Riverina Police District will be the seventh region in the state to have a 'Youth on Track' early intervention program for juvenile offenders.
NSW Families Minister Gareth Ward said the scheme for children aged 10 to 17 will be delivered by Mission Australia from July 1.
"Research shows young people who come into contact with the criminal justice system at a very young age are the most likely to offend for a longer time and at a greater frequency and most likely to receive a custodial order," Mr Ward said.
"Young offenders who receive targeted, individualised intervention, like Youth on Track, to address the underlying causes of their involvement in crime, are less likely to continue offending into adulthood."
In a separate move, Wagga City Council is establishing its own crime prevention working group with a designated chair for a resident aged 25 years or younger.
In 2017, 55 per cent of Wagga's break and enter offences were committed by people aged under 18, according to Bureau of Crime Statistics and Research data provided to the council.
According to government reports, approximately 70 per cent of young people who participated have either stabilised or reduced their contact with police since the start of the scheme in 2013.
Almost half of participants showed significant improvement in connection with education and their community after just three months.
Wagga MP Joe McGirr welcomed the Government's focus on early intervention.

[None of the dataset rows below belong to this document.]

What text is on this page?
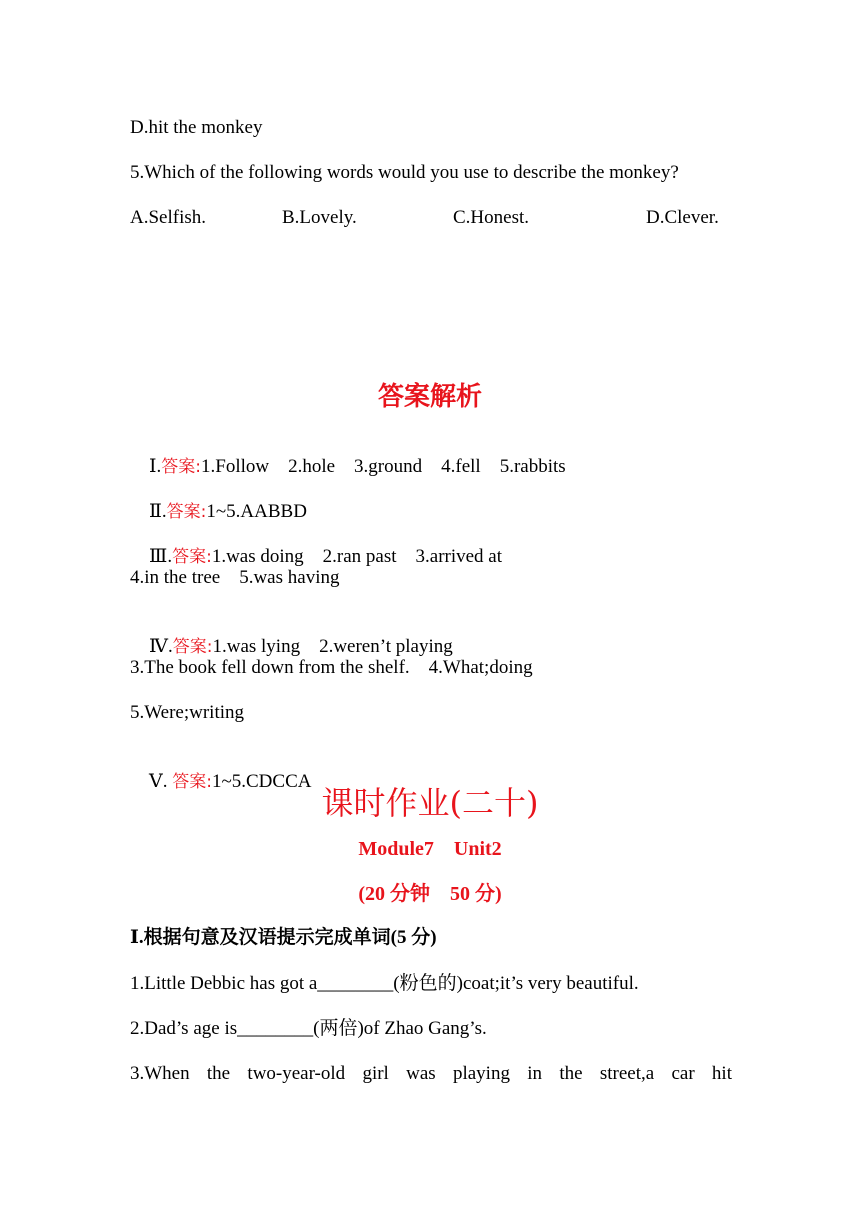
D.hit the monkey
5.Which of the following words would you use to describe the monkey?
A.Selfish.	B.Lovely.	C.Honest.	D.Clever.
答案解析

Ⅰ.答案:1.Follow    2.hole    3.ground    4.fell    5.rabbits

Ⅱ.答案:1~5.AABBD

Ⅲ.答案:1.was doing    2.ran past    3.arrived at

4.in the tree    5.was having

Ⅳ.答案:1.was lying    2.weren’t playing

3.The book fell down from the shelf.    4.What;doing
5.Were;writing

Ⅴ. 答案:1~5.CDCCA

课时作业(二十)
Module7    Unit2
(20 分钟    50 分)
Ⅰ.根据句意及汉语提示完成单词(5 分)
1.Little Debbic has got a________(粉色的)coat;it’s very beautiful.
2.Dad’s age is________(两倍)of Zhao Gang’s.
3.When the two-year-old girl was playing in the street,a car hit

"We should be doing everything we can to address juvenile crime in our communities. I look forward to working with the State Government to achieve great outcomes for young people in our community," Dr McGirr said.
Cootamundra MP Steph Cooke said the scheme was an investment in regional communities.
"I'm thrilled to welcome Mission Australia to the electorate to deliver Youth On Track, a program which throws the one-size-fits-all approach out the window, providing targeted and innovative interventions to help get young offenders back on the right path," Ms Cooke said.